Tribunal Administratif de Cergy-Pontoise — Décision N° TA95-2308420

lundi 31 juillet 2023

JuridictionTribunal Administratif de Cergy-Pontoise
SectionTribunal Administratif de Cergy-Pontoise
N° DossierTA95-2308420
TypeDécision
RecoursExcès de pouvoir
FormationReconduite à la frontière
Avocat requérantBEN REHOUMA

Texte intégral

Vu la procédure suivante :

Par une requête enregistrée le 21 juin 2023, M. D C, représenté par Me A Rehouma, avocate désignée d'office, demande au Tribunal :

1°) de l'admettre à l'aide juridictionnelle provisoire ;

2°) d'annuler l'arrêté du 20 juin 2023 par lequel le préfet du Val d'Oise l'a obligé à quitter le territoire français sans délai, a fixé le pays de renvoi et a pris à son encontre une interdiction de retour sur le territoire français d'une durée d'un an.
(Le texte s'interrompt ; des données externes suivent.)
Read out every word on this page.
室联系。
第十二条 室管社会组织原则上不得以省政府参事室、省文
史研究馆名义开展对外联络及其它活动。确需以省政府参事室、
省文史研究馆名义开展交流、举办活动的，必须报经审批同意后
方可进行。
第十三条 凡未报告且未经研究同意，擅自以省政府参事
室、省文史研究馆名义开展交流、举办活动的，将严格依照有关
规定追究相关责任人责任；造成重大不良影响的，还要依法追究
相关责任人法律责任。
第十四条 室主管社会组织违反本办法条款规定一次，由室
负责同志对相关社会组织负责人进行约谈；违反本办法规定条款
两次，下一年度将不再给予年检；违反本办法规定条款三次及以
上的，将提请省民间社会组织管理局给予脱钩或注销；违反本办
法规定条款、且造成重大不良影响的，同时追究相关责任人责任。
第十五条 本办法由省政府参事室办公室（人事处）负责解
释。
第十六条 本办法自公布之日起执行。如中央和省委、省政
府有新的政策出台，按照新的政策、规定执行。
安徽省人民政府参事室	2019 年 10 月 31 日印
3°) d'enjoindre au préfet du Val-d'Oise d'examiner sa situation en vue d'une admission exceptionnelle au séjour.

Il soutient que :

- la décision portant obligation de quitter le territoire français est dépourvue de base légale ;

- il a fait l'objet de menaces dans son pays d'origine.

Par un mémoire en défense, enregistré le 24 juillet 2023, le préfet du Val d'Oise confirme sa décision et produit les pièces constitutives du dossier.

Vu les autres pièces du dossier.

Vu :

- la convention européenne de sauvegarde des droits de l'homme et des libertés fondamentales ;

- le code de l'entrée et du séjour des étrangers et du droit d'asile ;

- la loi n° 91-647 du 10 juillet 1991 modifiée ;

- le code de justice administrative.

Le président du tribunal a désigné Mme Debourg pour statuer sur les requêtes relevant de la procédure prévue à l'article L. 614-5 du code de l'entrée et du séjour des étrangers et du droit d'asile.

Les parties ont été régulièrement averties du jour de l'audience.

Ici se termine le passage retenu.